Benarkah pemerintah tidak memiliki sensitivitas terhadap nasib pekerja? Yang pasti, Menaker Ida Fauziyah telah menerbitkan Surat Edaran (SE) Nomor M/11/HK.04/X/2020 tentang Penetapan Upah Minimum Tahun 2021 pada Masa Pandemi Covid-19, yang menyatakan tidak ada kenaikan upah minimum tahun depan. Adapun yang mendasari SE yang diterbitkan pada 26 Oktober lalu karena kondisi ekonomi Indonesia yang tidak memungkinkan. Pasalnya, pemerintah tidak ingin kenaikan upah minimum tahun depan justru akan memberatkan dunia usaha. Jadi, semangat dari kebijakan tersebut adalah untuk kepentingan dua pihak antara pekerja dan pengusaha. Kebijakan itu dimaksudkan memberikan perlindungan dan kelangsungan bekerja bagi pekerja serta menjaga kelangsungan usaha.
Sebelumnya kalangan pengusaha sudah mengajukan ke pemerintah agar tahun depan kenaikan upah minimum ditiadakan. Pengusaha beralasan bahwa dampak pandemi Covid-19 telah membuat dunia usaha tiarap. Gayung bersambut, keinginan kalangan pengusaha direstui pemerintah. Selain itu, Menaker Ida Fauziyah juga membeberkan bahwa keputusan tanpa kenaikan upah minimum tahun depan sudah melalui dialog bersama dengan Dewan Pengupahan Nasional (Depenas).
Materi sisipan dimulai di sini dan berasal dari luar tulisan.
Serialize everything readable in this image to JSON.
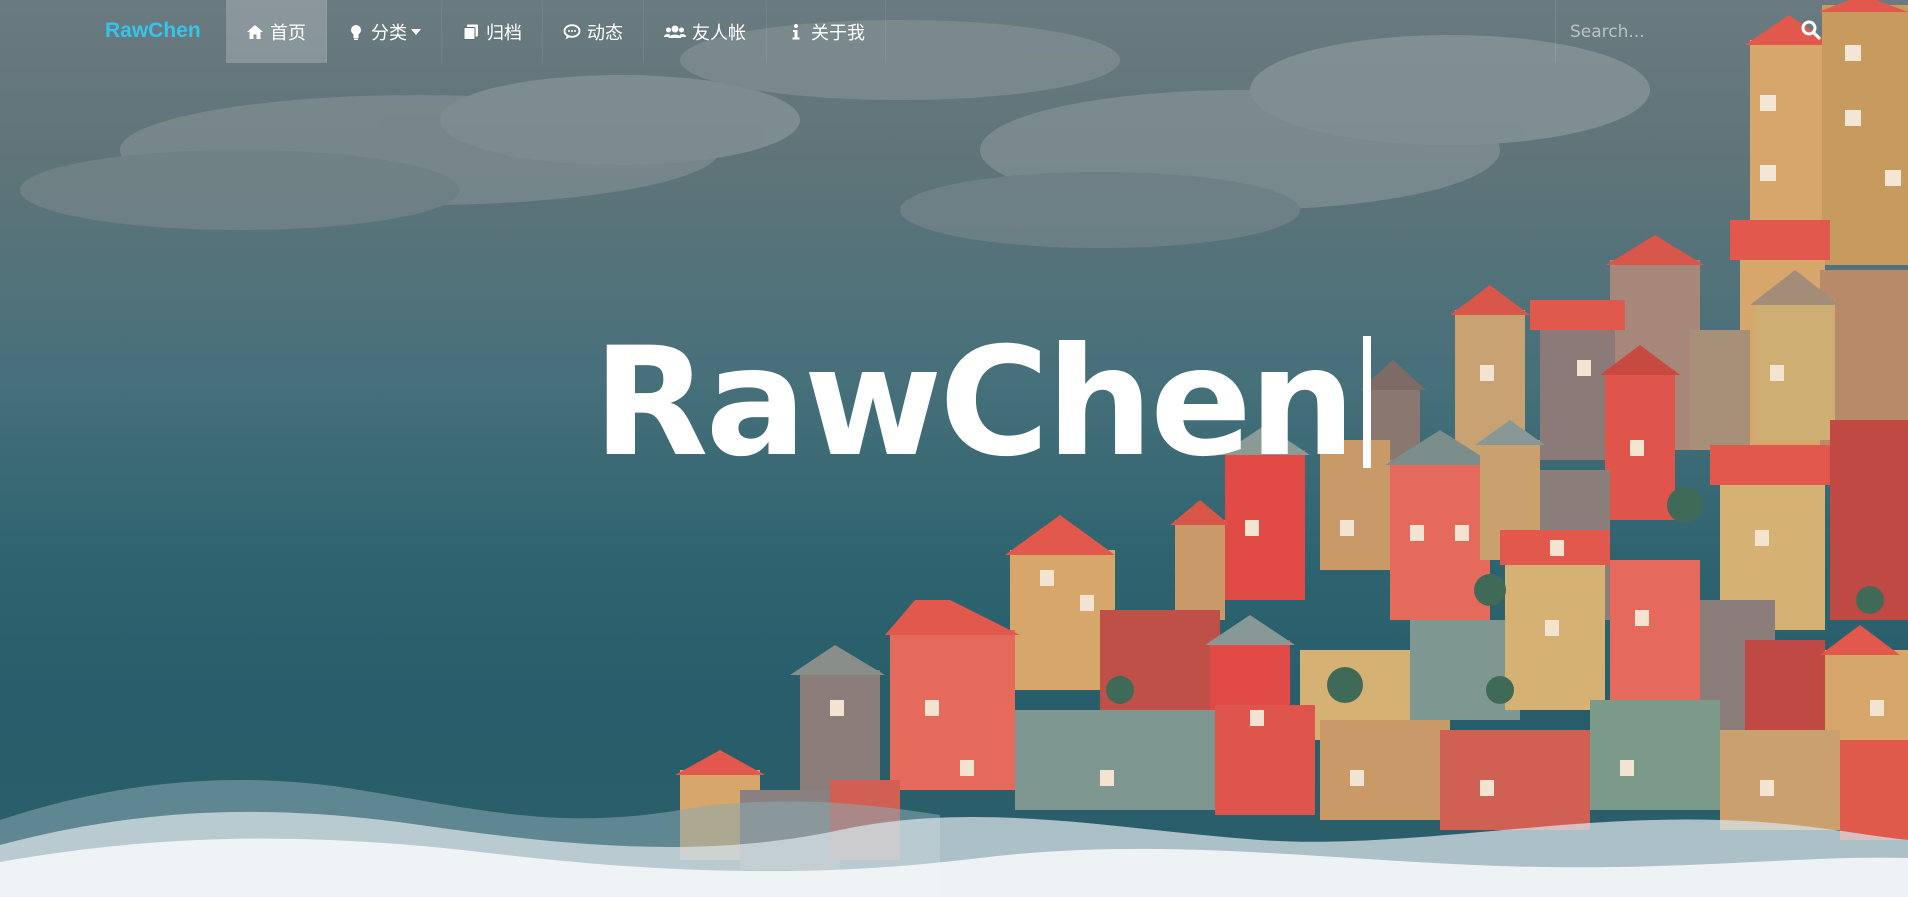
{
  "site": {
    "brand": "RawChen",
    "hero_title": "RawChen"
  },
  "nav": {
    "items": [
      {
        "label": "首页",
        "icon": "home-icon",
        "active": true
      },
      {
        "label": "分类",
        "icon": "lightbulb-icon",
        "dropdown": true
      },
      {
        "label": "归档",
        "icon": "files-icon"
      },
      {
        "label": "动态",
        "icon": "comment-icon"
      },
      {
        "label": "友人帐",
        "icon": "users-icon"
      },
      {
        "label": "关于我",
        "icon": "info-icon"
      }
    ]
  },
  "search": {
    "placeholder": "Search...",
    "icon": "search-icon"
  },
  "colors": {
    "brand": "#36c4ec",
    "nav_text": "#ffffff",
    "sky": "#5f7479",
    "sea": "#2b5f6b",
    "roof_red": "#e2584c",
    "wall_pink": "#e66a5c",
    "wall_yellow": "#d7a66a",
    "wall_teal": "#6e9a88",
    "wave": "#f2f6f8"
  }
}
Menaker mengakui sungguh sulit mencari keputusan yang tepat. Namun, pada akhirnya keputusan yang dinilai KSPI lebih berpihak pada pengusaha adalah jalan tengah yang harus ditempuh pemerintah.
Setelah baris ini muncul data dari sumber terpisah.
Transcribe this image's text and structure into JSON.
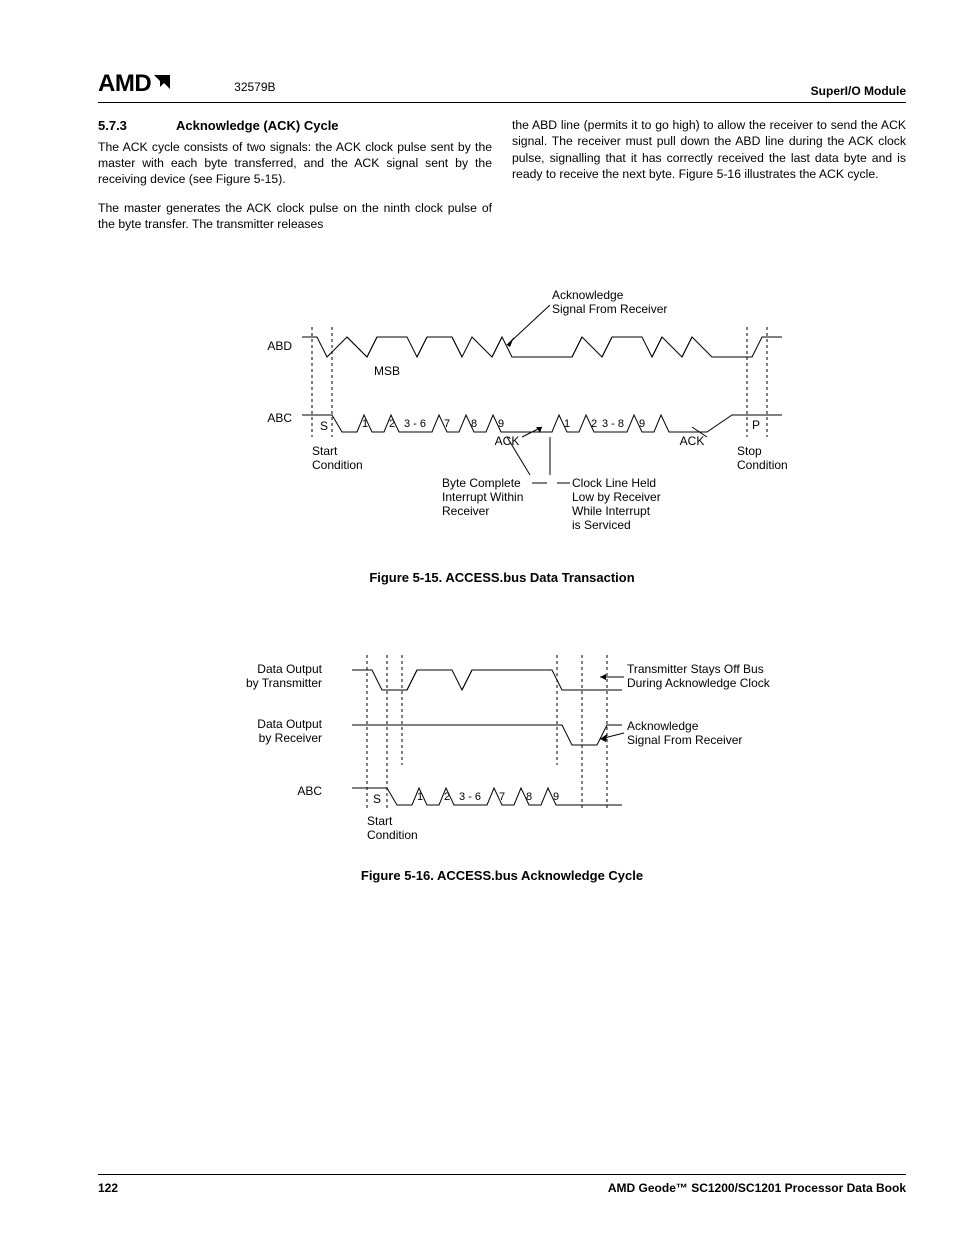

Meski sudah dituangkan dalam SE tanpa kenaikan upah minimum, pihak KSPI tidak akan menyerah dan tetap mengusulkan kenaikan upah minimum sebesar 8% untuk tahun depan. Lebih jauh Presiden Asosiasi Serikat Pekerja (Aspek) Indonesia Mirah Sumirat menilai bahwa persoalan upah minimum ini bukan sekadar masalah antara pekerja dan pengusaha. Dampak lebih besar tanpa kenaikan upah minimum akan berpengaruh pada daya beli pekerja. Apabila itu terjadi, adalah sebuah ancaman bagi pertumbuhan ekonomi yang ditopang oleh konsumsi. Jauh sebelumnya pihak KSPI juga sudah menyuarakan seputar anjloknya daya beli pekerja tanpa kenaikan upah minimum yang pada akhirnya bisa mengganggu pertumbuhan ekonomi.
Namun, sepertinya pemerintah tidak termakan oleh “gertak” para aktivis pekerja yang menyatakan daya beli pekerja ambruk tanpa kenaikan upah minimum. Mengatasi daya beli pekerja yang melempem, pemerintah akan memainkan kartu melalui subsidi upah. Menaker Ida Fauziyah menyebut bahwa pemerintah telah menyiapkan bantalan sosial.
Akan tetapi, di mata ekonom langkah pemerintah tak menaikkan upah minimum dinilai kurang tepat. Kenapa? Pengamat ekonomi dari Institute Development of Economic and Finance (Indef) Bhima Yudhistira mengutarakan bahwa pemerintah seharusnya membuat kebijakan sebaliknya bila masalah ekonomi menjadi pertimbangannya. Dengan kebijakan tanpa kenaikan upah minimum, kalangan pekerja semakin “bersemangat” turun ke jalan. Artinya, situasi akan semakin panas yang bisa jadi mengundang aksi massa yang kian besar karena sudah menyangkut kepentingan langsung pekerja yakni upah. Siap-siap, pengamanan ditambah.